AI-based Dynamic Schedule Calculation in Time Sensitive Networks using GCN-TD3
Syed Tasnimul Islam, Anas Bin Muslim

TL;DR
This paper introduces GCN-TD3, a novel AI-based approach combining graph neural networks and reinforcement learning to dynamically schedule flows in Time Sensitive Networks, improving latency and jitter management in industrial applications.
Contribution
The paper presents a new GCN-TD3 method that adaptively schedules TSN flows using GCNs and TD3, outperforming existing algorithms and including a fallback ILP scheduler for robustness.
Findings
Achieves 90% dynamic flow admission rate within 4000 epochs
Reduces jitter to as low as 2 microseconds
Outperforms DDQN and DDPG in convergence and scheduling efficiency
Abstract
Offline scheduling in Time Sensitive Networking (TSN) utilizing the Time Aware Shaper (TAS) facilitates optimal deterministic latency and jitter-bounds calculation for Time- Triggered (TT) flows. However, the dynamic nature of traffic in industrial settings necessitates a strategy for adaptively scheduling flows without interrupting existing schedules. Our research identifies critical gaps in current dynamic scheduling methods for TSN and introduces the novel GCN-TD3 approach.

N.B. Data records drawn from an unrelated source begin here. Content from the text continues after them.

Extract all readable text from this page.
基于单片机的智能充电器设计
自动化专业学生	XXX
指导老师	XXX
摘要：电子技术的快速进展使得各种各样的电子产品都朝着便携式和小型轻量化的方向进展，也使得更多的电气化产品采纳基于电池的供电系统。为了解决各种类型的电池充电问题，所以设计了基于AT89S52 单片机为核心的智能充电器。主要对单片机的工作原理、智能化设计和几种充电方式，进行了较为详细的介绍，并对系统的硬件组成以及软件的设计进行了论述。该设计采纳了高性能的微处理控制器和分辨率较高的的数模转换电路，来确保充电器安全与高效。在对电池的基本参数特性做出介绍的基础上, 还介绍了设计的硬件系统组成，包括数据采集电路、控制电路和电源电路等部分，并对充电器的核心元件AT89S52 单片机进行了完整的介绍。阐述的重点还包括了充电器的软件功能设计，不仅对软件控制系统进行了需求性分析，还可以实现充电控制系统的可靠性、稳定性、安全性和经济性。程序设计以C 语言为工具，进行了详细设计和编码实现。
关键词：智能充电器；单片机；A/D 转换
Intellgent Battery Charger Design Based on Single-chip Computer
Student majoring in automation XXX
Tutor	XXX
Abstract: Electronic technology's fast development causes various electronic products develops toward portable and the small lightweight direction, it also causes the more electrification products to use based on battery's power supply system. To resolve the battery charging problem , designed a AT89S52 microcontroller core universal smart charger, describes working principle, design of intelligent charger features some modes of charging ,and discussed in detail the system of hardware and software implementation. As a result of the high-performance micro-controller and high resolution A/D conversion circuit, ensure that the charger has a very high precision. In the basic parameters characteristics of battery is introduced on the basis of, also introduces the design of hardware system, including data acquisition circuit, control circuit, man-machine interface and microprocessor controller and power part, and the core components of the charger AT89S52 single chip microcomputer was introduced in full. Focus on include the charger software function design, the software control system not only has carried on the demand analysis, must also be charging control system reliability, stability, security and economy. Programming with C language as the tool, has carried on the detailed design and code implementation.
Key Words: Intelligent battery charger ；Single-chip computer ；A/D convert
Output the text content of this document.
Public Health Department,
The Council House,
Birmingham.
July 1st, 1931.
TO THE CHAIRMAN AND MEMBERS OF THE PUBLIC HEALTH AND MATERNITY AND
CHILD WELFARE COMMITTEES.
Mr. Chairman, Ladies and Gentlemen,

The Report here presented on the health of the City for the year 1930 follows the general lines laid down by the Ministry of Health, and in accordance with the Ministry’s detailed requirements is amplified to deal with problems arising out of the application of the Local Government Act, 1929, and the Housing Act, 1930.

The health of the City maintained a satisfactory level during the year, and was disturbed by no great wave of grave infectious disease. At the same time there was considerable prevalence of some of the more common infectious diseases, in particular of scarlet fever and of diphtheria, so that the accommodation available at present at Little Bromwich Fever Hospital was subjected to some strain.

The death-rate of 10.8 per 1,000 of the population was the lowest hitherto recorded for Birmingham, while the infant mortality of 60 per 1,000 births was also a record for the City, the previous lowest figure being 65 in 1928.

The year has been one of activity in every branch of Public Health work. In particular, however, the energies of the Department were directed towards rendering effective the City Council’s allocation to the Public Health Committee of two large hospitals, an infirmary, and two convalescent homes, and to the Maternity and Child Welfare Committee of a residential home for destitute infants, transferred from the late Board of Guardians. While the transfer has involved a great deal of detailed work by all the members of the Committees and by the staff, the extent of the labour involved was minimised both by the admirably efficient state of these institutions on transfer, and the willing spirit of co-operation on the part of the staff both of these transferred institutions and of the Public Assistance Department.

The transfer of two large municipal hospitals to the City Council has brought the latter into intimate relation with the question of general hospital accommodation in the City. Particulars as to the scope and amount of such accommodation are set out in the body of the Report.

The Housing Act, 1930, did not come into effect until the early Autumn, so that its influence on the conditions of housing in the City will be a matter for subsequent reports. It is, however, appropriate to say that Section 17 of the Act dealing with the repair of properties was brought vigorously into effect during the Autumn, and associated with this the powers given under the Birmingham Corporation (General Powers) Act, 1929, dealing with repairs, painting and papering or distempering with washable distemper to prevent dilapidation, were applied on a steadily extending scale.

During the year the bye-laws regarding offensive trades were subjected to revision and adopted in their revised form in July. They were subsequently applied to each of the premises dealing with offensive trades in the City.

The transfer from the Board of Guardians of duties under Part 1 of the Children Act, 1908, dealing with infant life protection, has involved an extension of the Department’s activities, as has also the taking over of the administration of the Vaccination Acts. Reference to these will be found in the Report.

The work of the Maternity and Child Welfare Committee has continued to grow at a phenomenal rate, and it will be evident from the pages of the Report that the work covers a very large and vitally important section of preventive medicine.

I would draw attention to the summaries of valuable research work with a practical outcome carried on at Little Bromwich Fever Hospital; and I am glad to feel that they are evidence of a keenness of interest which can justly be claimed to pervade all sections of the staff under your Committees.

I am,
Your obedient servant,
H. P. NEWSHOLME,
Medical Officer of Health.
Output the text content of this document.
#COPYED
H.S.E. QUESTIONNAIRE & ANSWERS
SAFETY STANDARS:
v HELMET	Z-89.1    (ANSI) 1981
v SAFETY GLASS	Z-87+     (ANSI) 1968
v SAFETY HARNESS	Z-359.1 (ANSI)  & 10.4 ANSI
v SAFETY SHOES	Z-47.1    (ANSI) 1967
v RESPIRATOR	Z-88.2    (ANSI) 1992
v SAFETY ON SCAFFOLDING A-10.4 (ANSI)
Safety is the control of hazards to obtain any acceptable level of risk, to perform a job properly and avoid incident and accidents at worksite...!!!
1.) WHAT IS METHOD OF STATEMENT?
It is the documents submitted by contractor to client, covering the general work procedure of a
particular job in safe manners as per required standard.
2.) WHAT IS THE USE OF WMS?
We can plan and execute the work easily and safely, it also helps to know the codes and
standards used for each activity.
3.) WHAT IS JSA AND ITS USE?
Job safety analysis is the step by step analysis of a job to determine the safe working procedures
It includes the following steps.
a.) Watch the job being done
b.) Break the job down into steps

This novel approach utilizes a Graph Convolutional Network (GCN) for representing the various relations within different components of TSN and employs the Twin Delayed Deep Deterministic Policy Gradient (TD3) algorithm to dynamically schedule any incoming flow. Additionally, an Integer Linear Programming (ILP) based offline scheduler is used both to initiate the simulation and serve as a fallback mechanism. This…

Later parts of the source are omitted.